An anemic global economy, the European sovereign debt crisis, U.S. unemployment stuck above 9 percent and swooning stock markets have sapped the euphoria that swept Wall Street in 2009 as it rebounded to record profits after the credit crisis. The benefits of a $700 billion taxpayer bailout and $1.2 trillion in emergency funding from the Federal Reserve have faded. Next week Goldman Sachs Group Inc. (GS) may report its second quarterly loss per share since going public in 1999, according to the average estimate of 26 analysts surveyed by Bloomberg....

Sharply” falling profits will lead to almost 10,000 financial-services job cuts in New York City by the end of 2012, according to a report released yesterday by New York State Comptroller Thomas P. DiNapoli. The prospects for Wall Street “have cooled considerably,” he said in a statement....
Leon Cooperman, the first Goldman Sachs Asset Management CEO and head of hedge fund Omega Advisors Inc. in New York, said Wall Street has been “excessively” blamed and President Barack Obama has “continued to project himself as anti-wealth, anti- business and socialist in his leanings.”

Phelan said he’s worried about “social unrest.”

“My taxes are going up,” he said. “Everybody hates me. I have two friends who bought land in New Zealand. They’re trying to convince me to go.”...
“We have too many regulations stopping democracy and not enough regulations stopping Wall Street from misbehaving,” Stiglitz, an economics professor at Columbia University, told protesters the next day. “We are bearing the cost of their misdeeds. There’s a system where we’ve socialized losses and privatized gains. That’s not capitalism.”

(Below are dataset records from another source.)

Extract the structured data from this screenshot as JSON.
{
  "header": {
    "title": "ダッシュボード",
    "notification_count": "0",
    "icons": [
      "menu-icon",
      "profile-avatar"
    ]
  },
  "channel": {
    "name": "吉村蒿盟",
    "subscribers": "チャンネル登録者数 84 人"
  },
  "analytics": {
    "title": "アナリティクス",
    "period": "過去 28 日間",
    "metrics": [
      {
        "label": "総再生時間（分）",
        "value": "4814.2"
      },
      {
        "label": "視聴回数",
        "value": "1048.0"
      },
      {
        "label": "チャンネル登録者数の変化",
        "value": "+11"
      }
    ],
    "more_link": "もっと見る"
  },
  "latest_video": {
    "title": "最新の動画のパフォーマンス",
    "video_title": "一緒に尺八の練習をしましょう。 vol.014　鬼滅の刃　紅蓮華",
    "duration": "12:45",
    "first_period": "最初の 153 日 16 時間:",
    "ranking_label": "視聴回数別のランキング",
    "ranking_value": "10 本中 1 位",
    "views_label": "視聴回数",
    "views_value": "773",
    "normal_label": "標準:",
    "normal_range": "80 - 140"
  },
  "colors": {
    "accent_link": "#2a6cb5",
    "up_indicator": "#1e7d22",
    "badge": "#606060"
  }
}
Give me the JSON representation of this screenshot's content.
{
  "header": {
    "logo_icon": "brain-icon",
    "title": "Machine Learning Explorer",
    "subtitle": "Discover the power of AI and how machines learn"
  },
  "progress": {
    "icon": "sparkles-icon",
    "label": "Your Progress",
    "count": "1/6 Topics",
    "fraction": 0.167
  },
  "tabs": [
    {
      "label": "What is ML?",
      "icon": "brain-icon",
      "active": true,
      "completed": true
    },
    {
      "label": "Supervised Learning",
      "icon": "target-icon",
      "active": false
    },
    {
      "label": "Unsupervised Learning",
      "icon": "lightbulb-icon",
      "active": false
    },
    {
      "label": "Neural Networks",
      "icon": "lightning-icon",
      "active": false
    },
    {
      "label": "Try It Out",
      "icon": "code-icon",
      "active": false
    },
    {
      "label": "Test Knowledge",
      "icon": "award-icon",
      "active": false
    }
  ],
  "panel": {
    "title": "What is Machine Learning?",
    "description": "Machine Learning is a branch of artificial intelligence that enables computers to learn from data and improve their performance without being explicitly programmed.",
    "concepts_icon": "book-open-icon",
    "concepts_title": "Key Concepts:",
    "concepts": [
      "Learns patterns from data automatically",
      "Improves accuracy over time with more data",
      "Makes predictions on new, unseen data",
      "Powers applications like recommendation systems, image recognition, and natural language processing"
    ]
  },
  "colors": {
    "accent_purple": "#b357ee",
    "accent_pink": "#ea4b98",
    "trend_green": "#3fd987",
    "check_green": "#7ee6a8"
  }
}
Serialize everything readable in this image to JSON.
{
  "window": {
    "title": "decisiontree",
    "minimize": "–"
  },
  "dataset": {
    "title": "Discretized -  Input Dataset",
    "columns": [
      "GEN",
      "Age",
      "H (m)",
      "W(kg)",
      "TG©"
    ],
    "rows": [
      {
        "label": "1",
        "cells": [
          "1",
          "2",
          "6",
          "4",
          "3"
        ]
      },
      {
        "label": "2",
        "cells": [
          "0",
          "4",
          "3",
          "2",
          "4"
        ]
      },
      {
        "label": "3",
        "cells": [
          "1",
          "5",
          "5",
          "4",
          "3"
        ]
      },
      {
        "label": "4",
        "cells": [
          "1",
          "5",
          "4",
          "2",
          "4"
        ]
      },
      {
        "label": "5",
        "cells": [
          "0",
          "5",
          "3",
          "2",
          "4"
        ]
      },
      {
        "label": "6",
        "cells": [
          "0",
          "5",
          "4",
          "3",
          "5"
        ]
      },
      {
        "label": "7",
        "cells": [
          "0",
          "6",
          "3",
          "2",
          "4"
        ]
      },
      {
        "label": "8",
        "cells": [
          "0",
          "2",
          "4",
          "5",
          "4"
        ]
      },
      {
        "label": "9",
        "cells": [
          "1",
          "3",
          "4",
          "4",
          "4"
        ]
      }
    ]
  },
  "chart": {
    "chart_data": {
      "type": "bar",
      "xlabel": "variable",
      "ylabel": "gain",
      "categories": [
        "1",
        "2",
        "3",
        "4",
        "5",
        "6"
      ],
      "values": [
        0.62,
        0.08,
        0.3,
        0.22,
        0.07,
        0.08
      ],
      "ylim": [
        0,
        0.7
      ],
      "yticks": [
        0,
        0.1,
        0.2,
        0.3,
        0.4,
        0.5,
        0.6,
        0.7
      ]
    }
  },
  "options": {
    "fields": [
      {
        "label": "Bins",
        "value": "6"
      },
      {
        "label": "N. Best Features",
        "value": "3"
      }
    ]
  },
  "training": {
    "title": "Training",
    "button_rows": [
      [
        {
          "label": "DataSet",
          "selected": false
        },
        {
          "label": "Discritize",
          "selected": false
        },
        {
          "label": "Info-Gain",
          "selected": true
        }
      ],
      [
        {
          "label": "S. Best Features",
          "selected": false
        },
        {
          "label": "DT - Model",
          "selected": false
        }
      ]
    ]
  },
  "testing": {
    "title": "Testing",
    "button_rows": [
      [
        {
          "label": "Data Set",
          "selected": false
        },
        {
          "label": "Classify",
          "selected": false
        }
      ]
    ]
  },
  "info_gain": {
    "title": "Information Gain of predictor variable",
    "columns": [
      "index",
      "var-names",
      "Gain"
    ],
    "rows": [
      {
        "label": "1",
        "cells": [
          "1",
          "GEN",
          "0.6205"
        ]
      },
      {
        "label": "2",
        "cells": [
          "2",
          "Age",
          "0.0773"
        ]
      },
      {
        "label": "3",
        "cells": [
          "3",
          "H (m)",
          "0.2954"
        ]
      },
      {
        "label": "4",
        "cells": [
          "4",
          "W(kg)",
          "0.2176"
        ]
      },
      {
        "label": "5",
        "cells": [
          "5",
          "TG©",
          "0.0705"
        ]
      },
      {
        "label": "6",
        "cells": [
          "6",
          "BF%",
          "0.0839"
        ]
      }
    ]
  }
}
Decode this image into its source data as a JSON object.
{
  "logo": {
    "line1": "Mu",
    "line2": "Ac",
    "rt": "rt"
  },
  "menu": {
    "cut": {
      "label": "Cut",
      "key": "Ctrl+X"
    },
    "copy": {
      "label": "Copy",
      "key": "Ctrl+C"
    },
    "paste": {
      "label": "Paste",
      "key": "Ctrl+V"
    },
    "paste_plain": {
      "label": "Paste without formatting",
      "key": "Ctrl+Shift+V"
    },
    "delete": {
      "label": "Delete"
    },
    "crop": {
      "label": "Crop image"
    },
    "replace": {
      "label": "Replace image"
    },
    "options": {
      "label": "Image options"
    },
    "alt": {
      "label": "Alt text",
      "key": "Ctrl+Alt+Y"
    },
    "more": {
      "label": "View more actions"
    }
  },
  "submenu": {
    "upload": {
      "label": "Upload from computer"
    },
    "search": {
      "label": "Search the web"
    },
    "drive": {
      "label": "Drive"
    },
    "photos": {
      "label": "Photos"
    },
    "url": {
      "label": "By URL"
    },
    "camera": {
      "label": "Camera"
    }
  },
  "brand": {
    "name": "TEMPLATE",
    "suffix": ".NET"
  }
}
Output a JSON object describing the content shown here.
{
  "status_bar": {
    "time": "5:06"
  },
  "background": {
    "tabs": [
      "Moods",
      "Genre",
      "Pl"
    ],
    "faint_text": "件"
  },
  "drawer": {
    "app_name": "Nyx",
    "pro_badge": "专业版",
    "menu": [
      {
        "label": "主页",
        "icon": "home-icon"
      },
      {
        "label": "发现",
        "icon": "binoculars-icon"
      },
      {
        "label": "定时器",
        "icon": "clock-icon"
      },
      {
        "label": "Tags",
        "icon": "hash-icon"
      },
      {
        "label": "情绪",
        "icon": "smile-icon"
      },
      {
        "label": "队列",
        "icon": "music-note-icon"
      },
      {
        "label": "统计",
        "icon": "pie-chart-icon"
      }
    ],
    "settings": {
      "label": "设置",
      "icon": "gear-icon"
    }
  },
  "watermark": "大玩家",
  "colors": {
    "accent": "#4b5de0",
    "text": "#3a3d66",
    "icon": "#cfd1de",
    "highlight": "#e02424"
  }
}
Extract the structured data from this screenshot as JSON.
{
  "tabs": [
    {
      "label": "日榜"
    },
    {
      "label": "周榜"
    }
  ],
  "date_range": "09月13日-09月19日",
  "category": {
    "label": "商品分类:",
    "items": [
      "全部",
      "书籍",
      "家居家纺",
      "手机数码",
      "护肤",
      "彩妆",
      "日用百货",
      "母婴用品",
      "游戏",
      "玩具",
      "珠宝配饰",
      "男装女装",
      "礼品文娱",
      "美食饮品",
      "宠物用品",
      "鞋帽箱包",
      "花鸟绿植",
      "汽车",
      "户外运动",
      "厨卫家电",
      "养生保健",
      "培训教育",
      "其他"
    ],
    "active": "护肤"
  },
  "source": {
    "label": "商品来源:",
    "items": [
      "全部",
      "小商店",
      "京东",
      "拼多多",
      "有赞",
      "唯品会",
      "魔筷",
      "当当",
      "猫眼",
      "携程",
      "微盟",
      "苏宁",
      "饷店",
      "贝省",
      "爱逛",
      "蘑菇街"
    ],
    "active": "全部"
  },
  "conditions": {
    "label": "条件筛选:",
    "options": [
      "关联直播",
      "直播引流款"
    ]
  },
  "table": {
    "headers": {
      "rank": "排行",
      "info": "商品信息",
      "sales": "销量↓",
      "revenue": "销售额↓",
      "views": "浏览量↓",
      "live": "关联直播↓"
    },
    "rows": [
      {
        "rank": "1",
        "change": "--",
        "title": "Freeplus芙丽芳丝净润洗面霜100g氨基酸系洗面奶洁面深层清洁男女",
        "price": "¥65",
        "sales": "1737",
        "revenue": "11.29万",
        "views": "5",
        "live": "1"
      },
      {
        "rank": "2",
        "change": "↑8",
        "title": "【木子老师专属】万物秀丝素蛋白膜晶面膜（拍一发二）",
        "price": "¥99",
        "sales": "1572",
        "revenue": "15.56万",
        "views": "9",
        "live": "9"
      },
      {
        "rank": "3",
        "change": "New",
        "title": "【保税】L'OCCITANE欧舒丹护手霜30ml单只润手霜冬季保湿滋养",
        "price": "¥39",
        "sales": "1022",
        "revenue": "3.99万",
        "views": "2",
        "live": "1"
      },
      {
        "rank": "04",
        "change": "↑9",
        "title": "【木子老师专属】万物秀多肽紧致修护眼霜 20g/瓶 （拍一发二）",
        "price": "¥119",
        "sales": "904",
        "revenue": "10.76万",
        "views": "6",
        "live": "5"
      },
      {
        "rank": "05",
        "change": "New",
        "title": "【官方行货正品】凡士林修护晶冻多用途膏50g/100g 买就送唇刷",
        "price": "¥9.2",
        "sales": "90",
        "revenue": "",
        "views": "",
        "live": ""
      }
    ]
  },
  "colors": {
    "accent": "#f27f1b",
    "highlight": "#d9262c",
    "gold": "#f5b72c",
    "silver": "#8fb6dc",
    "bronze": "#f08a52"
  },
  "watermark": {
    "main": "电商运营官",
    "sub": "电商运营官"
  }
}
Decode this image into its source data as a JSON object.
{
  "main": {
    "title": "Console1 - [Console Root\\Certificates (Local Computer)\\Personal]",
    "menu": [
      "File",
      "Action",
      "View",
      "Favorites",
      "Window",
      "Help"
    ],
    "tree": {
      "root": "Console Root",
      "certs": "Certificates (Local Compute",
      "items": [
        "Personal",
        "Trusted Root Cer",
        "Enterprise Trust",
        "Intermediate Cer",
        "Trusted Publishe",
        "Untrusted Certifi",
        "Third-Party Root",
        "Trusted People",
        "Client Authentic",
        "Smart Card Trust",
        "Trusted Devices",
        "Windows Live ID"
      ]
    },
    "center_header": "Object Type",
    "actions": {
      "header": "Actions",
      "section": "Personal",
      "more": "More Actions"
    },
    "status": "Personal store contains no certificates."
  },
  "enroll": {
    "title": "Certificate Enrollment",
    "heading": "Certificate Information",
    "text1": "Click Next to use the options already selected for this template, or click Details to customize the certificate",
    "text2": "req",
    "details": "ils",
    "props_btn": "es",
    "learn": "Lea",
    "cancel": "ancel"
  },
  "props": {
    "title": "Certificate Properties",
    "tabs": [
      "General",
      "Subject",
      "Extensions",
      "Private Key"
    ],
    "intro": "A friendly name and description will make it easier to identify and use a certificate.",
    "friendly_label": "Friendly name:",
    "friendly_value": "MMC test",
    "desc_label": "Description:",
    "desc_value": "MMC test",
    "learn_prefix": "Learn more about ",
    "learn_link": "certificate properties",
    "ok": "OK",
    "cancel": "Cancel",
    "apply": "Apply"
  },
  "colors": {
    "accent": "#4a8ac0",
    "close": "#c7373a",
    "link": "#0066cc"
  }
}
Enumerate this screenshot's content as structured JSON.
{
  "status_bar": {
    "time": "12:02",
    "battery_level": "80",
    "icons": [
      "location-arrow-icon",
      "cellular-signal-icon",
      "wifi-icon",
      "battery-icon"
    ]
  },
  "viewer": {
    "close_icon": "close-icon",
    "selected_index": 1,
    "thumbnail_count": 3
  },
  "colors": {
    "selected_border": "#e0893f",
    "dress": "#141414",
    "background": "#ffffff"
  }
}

9--Pyrrhic Adjustment, Paul Krugman, New York Times

Excerpt: Martin Wolf is, as usual, right on point today. As he says, simply providing enough financing for European nations in debt trouble — hard enough as it is — is far from sufficient, because it doesn’t deal with the risk that forcing adjustment on the weak will fail, because of a lack of offsetting adjustment in the strong. That would not be a huge problem if those forced to adjust are small. It is a vast problem if they are large. The risk is of a downward spiral as austerity is exported and re-exported.

With a third of the euro area’s GDP in crisis countries, and with the core countries also pursuing austerity, this is a gigantic problem.

One quibble: Wolf describes Ireland as having had a “uniquely successful adjustment”. I know what he means: Ireland, alone among the euro crisis countries, has already achieved significant “internal devaluation”, that is, has managed to reduce its costs and prices compared with the core countries. But it’s really worth bearing in mind what “successful adjustment” looks like: (see chart)

A few more such successes and Ireland will be back to the 19th century.